Asahara escogió como arma unos pequeños paquetes de gas sarín camuflados como bolsas de comida precocinada y tóxicos a sus acólitos que, cuando llegara el momento, liberaran su contenido letal en los vagones con la ayuda de la punta afilada de un paraguas. “Este gas produce una congestión de los pulmones, sudor intenso, vómitos y convulsiones que ocasionan la muerte en quince minutos”, explicaba, en 1995, la prensa española con preocupación.

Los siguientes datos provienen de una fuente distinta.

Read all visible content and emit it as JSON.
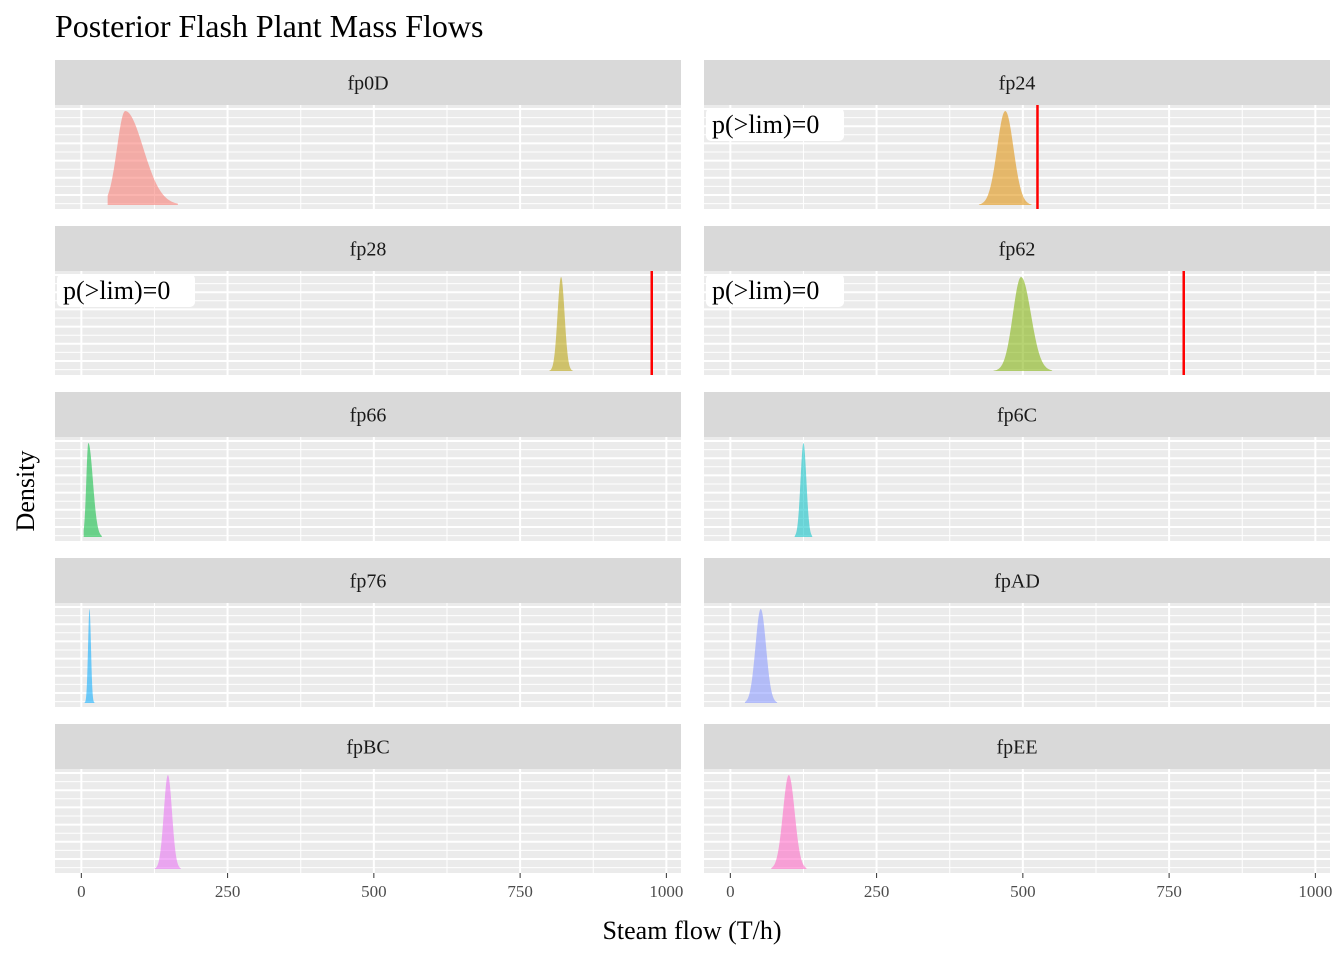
{
  "chart_data": {
    "type": "area",
    "title": "Posterior Flash Plant Mass Flows",
    "xlabel": "Steam flow (T/h)",
    "ylabel": "Density",
    "xlim": [
      -45,
      1025
    ],
    "xticks": [
      0,
      250,
      500,
      750,
      1000
    ],
    "xtick_labels": [
      "0",
      "250",
      "500",
      "750",
      "1000"
    ],
    "grid": true,
    "legend": "none",
    "facets": [
      {
        "name": "fp0D",
        "color": "#F8766D",
        "mode": 75,
        "spread": 14,
        "min": 45,
        "max": 165,
        "skew": 2.2,
        "limit": null,
        "annotation": ""
      },
      {
        "name": "fp24",
        "color": "#DE8C00",
        "mode": 470,
        "spread": 14,
        "min": 425,
        "max": 515,
        "skew": 1.0,
        "limit": 525,
        "annotation": "p(>lim)=0"
      },
      {
        "name": "fp28",
        "color": "#B79F00",
        "mode": 820,
        "spread": 6,
        "min": 800,
        "max": 840,
        "skew": 1.0,
        "limit": 975,
        "annotation": "p(>lim)=0"
      },
      {
        "name": "fp62",
        "color": "#7CAE00",
        "mode": 497,
        "spread": 14,
        "min": 450,
        "max": 550,
        "skew": 1.2,
        "limit": 775,
        "annotation": "p(>lim)=0"
      },
      {
        "name": "fp66",
        "color": "#00BA38",
        "mode": 12,
        "spread": 3.5,
        "min": 4,
        "max": 35,
        "skew": 2.2,
        "limit": null,
        "annotation": ""
      },
      {
        "name": "fp6C",
        "color": "#00BFC4",
        "mode": 125,
        "spread": 5,
        "min": 110,
        "max": 140,
        "skew": 1.0,
        "limit": null,
        "annotation": ""
      },
      {
        "name": "fp76",
        "color": "#00A9FF",
        "mode": 14,
        "spread": 2.5,
        "min": 5,
        "max": 25,
        "skew": 1.0,
        "limit": null,
        "annotation": ""
      },
      {
        "name": "fpAD",
        "color": "#8494FF",
        "mode": 52,
        "spread": 9,
        "min": 25,
        "max": 80,
        "skew": 1.0,
        "limit": null,
        "annotation": ""
      },
      {
        "name": "fpBC",
        "color": "#E76BF3",
        "mode": 148,
        "spread": 7,
        "min": 125,
        "max": 170,
        "skew": 1.0,
        "limit": null,
        "annotation": ""
      },
      {
        "name": "fpEE",
        "color": "#FF61C3",
        "mode": 100,
        "spread": 10,
        "min": 70,
        "max": 130,
        "skew": 1.0,
        "limit": null,
        "annotation": ""
      }
    ]
  }
}
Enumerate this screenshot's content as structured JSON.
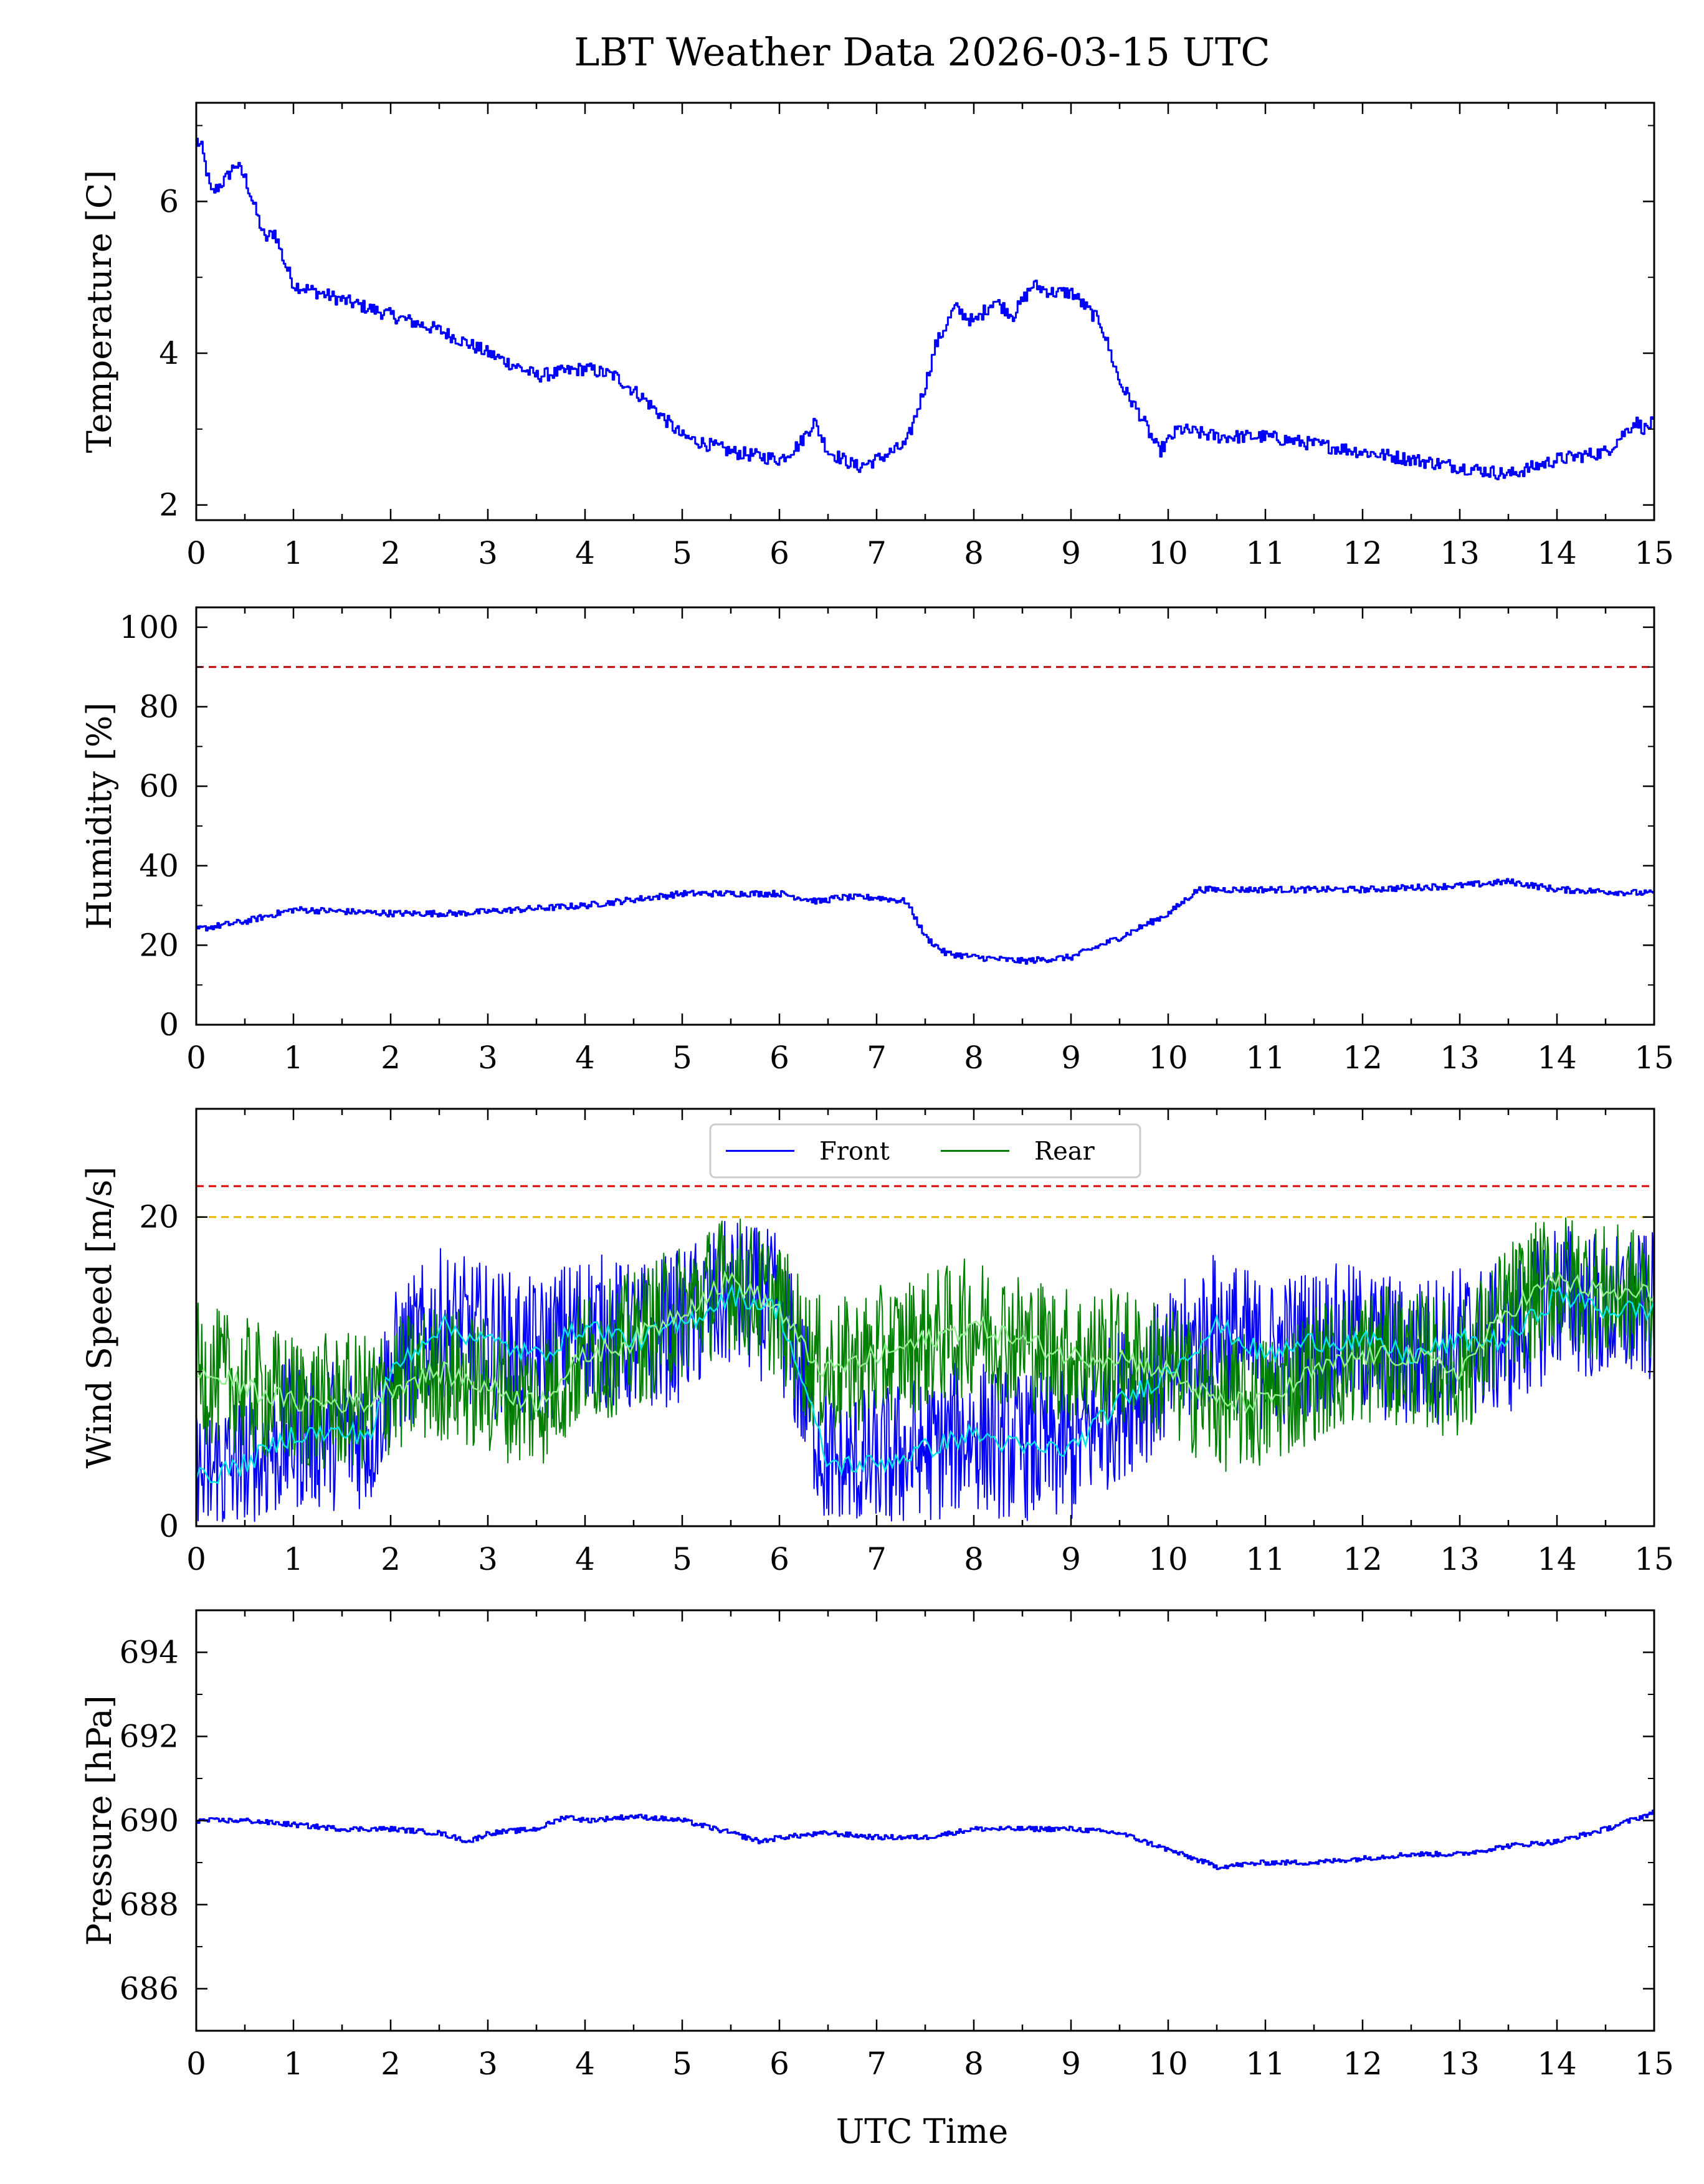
{
  "chart_data": {
    "type": "line",
    "title": "LBT Weather Data 2026-03-15 UTC",
    "xlabel": "UTC Time",
    "xlim": [
      0,
      15
    ],
    "xticks": [
      0,
      1,
      2,
      3,
      4,
      5,
      6,
      7,
      8,
      9,
      10,
      11,
      12,
      13,
      14,
      15
    ],
    "panels": [
      {
        "id": "temperature",
        "ylabel": "Temperature [C]",
        "ylim": [
          1.8,
          7.3
        ],
        "yticks": [
          2,
          4,
          6
        ],
        "series": [
          {
            "name": "Temperature",
            "color": "#0000ff",
            "x": [
              0,
              0.05,
              0.15,
              0.3,
              0.4,
              0.5,
              0.6,
              0.7,
              0.8,
              0.9,
              1.0,
              1.5,
              2.0,
              2.5,
              3.0,
              3.5,
              4.0,
              4.3,
              4.6,
              5.0,
              5.5,
              6.0,
              6.2,
              6.35,
              6.5,
              6.8,
              7.0,
              7.3,
              7.5,
              7.6,
              7.8,
              8.0,
              8.2,
              8.4,
              8.6,
              8.8,
              9.0,
              9.3,
              9.5,
              9.7,
              9.9,
              10.1,
              10.5,
              11.0,
              11.5,
              12.0,
              12.5,
              13.0,
              13.5,
              14.0,
              14.5,
              14.8,
              14.9,
              15.0
            ],
            "y": [
              6.8,
              6.7,
              6.1,
              6.3,
              6.5,
              6.3,
              5.9,
              5.5,
              5.6,
              5.2,
              4.9,
              4.7,
              4.5,
              4.3,
              4.0,
              3.7,
              3.8,
              3.7,
              3.4,
              2.9,
              2.7,
              2.6,
              2.8,
              3.1,
              2.7,
              2.5,
              2.6,
              2.8,
              3.6,
              4.1,
              4.6,
              4.4,
              4.7,
              4.5,
              4.9,
              4.8,
              4.8,
              4.4,
              3.6,
              3.2,
              2.7,
              3.0,
              2.9,
              2.9,
              2.8,
              2.7,
              2.6,
              2.5,
              2.4,
              2.6,
              2.7,
              3.1,
              3.0,
              3.1
            ]
          }
        ],
        "hlines": []
      },
      {
        "id": "humidity",
        "ylabel": "Humidity [%]",
        "ylim": [
          0,
          105
        ],
        "yticks": [
          0,
          20,
          40,
          60,
          80,
          100
        ],
        "series": [
          {
            "name": "Humidity",
            "color": "#0000ff",
            "x": [
              0,
              0.5,
              1.0,
              1.5,
              2.0,
              2.7,
              3.0,
              4.0,
              5.0,
              5.5,
              6.0,
              6.4,
              6.6,
              7.0,
              7.3,
              7.5,
              7.7,
              8.0,
              8.5,
              9.0,
              9.5,
              10.0,
              10.3,
              11.0,
              12.0,
              13.0,
              13.5,
              14.0,
              15.0
            ],
            "y": [
              24,
              26,
              29,
              28.5,
              28,
              28,
              28.5,
              30,
              33,
              33,
              33,
              31,
              32,
              32,
              31,
              22,
              18,
              17,
              16,
              17,
              22,
              28,
              34,
              34,
              34,
              35,
              36,
              34,
              33
            ]
          }
        ],
        "hlines": [
          {
            "y": 90,
            "color": "#c00000",
            "dash": "12,8"
          }
        ]
      },
      {
        "id": "wind",
        "ylabel": "Wind Speed [m/s]",
        "ylim": [
          0,
          27
        ],
        "yticks": [
          0,
          20
        ],
        "legend": [
          "Front",
          "Rear"
        ],
        "legend_position": "top-center",
        "series": [
          {
            "name": "Front",
            "color": "#0000ff",
            "x": [
              0,
              0.5,
              1.0,
              1.8,
              2.0,
              2.5,
              3.0,
              3.5,
              4.0,
              4.5,
              5.0,
              5.5,
              6.0,
              6.3,
              6.5,
              7.0,
              7.5,
              8.0,
              8.5,
              9.0,
              9.5,
              10.0,
              10.5,
              11.0,
              11.5,
              12.0,
              12.5,
              13.0,
              13.5,
              14.0,
              14.5,
              15.0
            ],
            "y": [
              3,
              4,
              6,
              6,
              10,
              13,
              12,
              11,
              13,
              12,
              13,
              15,
              14,
              8,
              4,
              4,
              5,
              6,
              5,
              5,
              8,
              10,
              13,
              11,
              12,
              12,
              11,
              12,
              12,
              15,
              14,
              14
            ],
            "smoothed_color": "#00e5e5"
          },
          {
            "name": "Rear",
            "color": "#008000",
            "x": [
              0,
              0.5,
              1.0,
              1.8,
              2.0,
              2.5,
              3.0,
              3.5,
              4.0,
              4.5,
              5.0,
              5.5,
              6.0,
              6.3,
              6.5,
              7.0,
              7.5,
              8.0,
              8.5,
              9.0,
              9.5,
              10.0,
              10.5,
              11.0,
              11.5,
              12.0,
              12.5,
              13.0,
              13.5,
              14.0,
              14.5,
              15.0
            ],
            "y": [
              10,
              9,
              8,
              8,
              9,
              10,
              9,
              8,
              11,
              12,
              14,
              16,
              14,
              11,
              10,
              11,
              12,
              13,
              12,
              11,
              11,
              10,
              8,
              8,
              10,
              11,
              11,
              10,
              14,
              16,
              15,
              15
            ],
            "smoothed_color": "#90ee90"
          }
        ],
        "hlines": [
          {
            "y": 22,
            "color": "#dd0000",
            "dash": "12,8"
          },
          {
            "y": 20,
            "color": "#e6b800",
            "dash": "12,8"
          }
        ]
      },
      {
        "id": "pressure",
        "ylabel": "Pressure [hPa]",
        "ylim": [
          685,
          695
        ],
        "yticks": [
          686,
          688,
          690,
          692,
          694
        ],
        "series": [
          {
            "name": "Pressure",
            "color": "#0000ff",
            "x": [
              0,
              0.5,
              1.0,
              1.5,
              2.0,
              2.5,
              2.8,
              3.0,
              3.5,
              3.8,
              4.0,
              4.5,
              5.0,
              5.5,
              5.8,
              6.0,
              6.5,
              7.0,
              7.5,
              8.0,
              8.5,
              9.0,
              9.5,
              10.0,
              10.5,
              11.0,
              11.5,
              12.0,
              12.5,
              13.0,
              13.5,
              14.0,
              14.5,
              15.0
            ],
            "y": [
              690,
              690,
              689.9,
              689.8,
              689.8,
              689.7,
              689.5,
              689.7,
              689.8,
              690.1,
              690.0,
              690.1,
              690.0,
              689.7,
              689.5,
              689.6,
              689.7,
              689.6,
              689.6,
              689.8,
              689.8,
              689.8,
              689.7,
              689.3,
              688.9,
              689.0,
              689.0,
              689.1,
              689.2,
              689.2,
              689.4,
              689.5,
              689.8,
              690.2
            ]
          }
        ],
        "hlines": []
      }
    ]
  }
}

El líder de la secta fue capturado y, el pasado 2018, ejecutado

El líder de la secta fue capturado y, el pasado 2018, ejecutado

Nadie decide que el comando ignorará la gran cantidad de muertos que se producirán, pero el grupo se ha formado por muy jóvenes con conocimientos físicos superiores (Masato Yokoyama, Kenichi Hirose y Toru Toyoda), licenciados en inteligencia artificial (Yasuo Hayashi ) hay un cardiólogo veterano (Ikuo Hayashi). Como día de autos, el líder el seleccionó el 20 de marzo, un lunes, por ser la journada en que más personas utilizaron el metro.

La operación terrorista viene poco antes de las ocho de la mañana. A esa hora, cada uno de los cinco miembros de Aum sufrieron un tren distinto. Cuando se hallaban cerca del objetivo rompieron los paquetes y liberaron el contenido, aunque no sin remorsdimientos. “Cuando miré a mi alrededor ver tantos viajeros me conmocionó. Soy medico y dedico mi vida a salvar vidas. Sabía que, si perforaba esas bolsas, moriría mucha gente, pero no podía desobedecer órdenes”, confirmó después a la policía de Hayashi.

Salvo en el caso de Yokoyama (al que los nervios le impidieron cumplir la tarea y apenas pudo hacer un pequeño agujero a uno de los fardos) el resto cumplió la misión y, entre las 8:09 y las 8:17 de la mañana el Sarin fue protegido por un total de 16 estacionamientos. A partir de entonces viviremos escenas de auténtico pánico. “Vi a un hombre sufrir espasmos en el suelo, parecía que nadaba como un pez fuera del agua”, desveló Nobuo Serizawa, uno de los fotógrafos enviados al lugar. Los miembros de la secta escaparon.

La prensa de la época definió el ataque como una matanza. Fue de tal calibre que los servicios de inteligencia se lo atribuyeron, en principio, a Estados Unidos. Asahara, por su parte, negó su implicación en una entrevista en la cadena nipona NHK y afirmó que su grupo tenía productos químicos por otras causas: “El fluoruro de sodio lo utilizamos para hacer cerámica, y el tricloruro de fósforo como fertilizante. No sabía que se podía usar para fabricar sarín”.

No le corresponde nada. Los policías contratados recibirán un chivatazo y, poco después, enviados a 2.500 agentes hasta las 25 oficinas que la secta tenía por todo el país. La respuesta de sus integrantes fue general: “No tenemos nada que ocultar. Lo que hacéis es injusto, pero cooperaremos”. El resto es historia. Finalizadas las pesquisas se acusó al líder de ser el cerebro de 29 asesinatos (16 de ellos, antes del 20 de marzo) y, a la larga, se juzgó a 189 de sus miembros.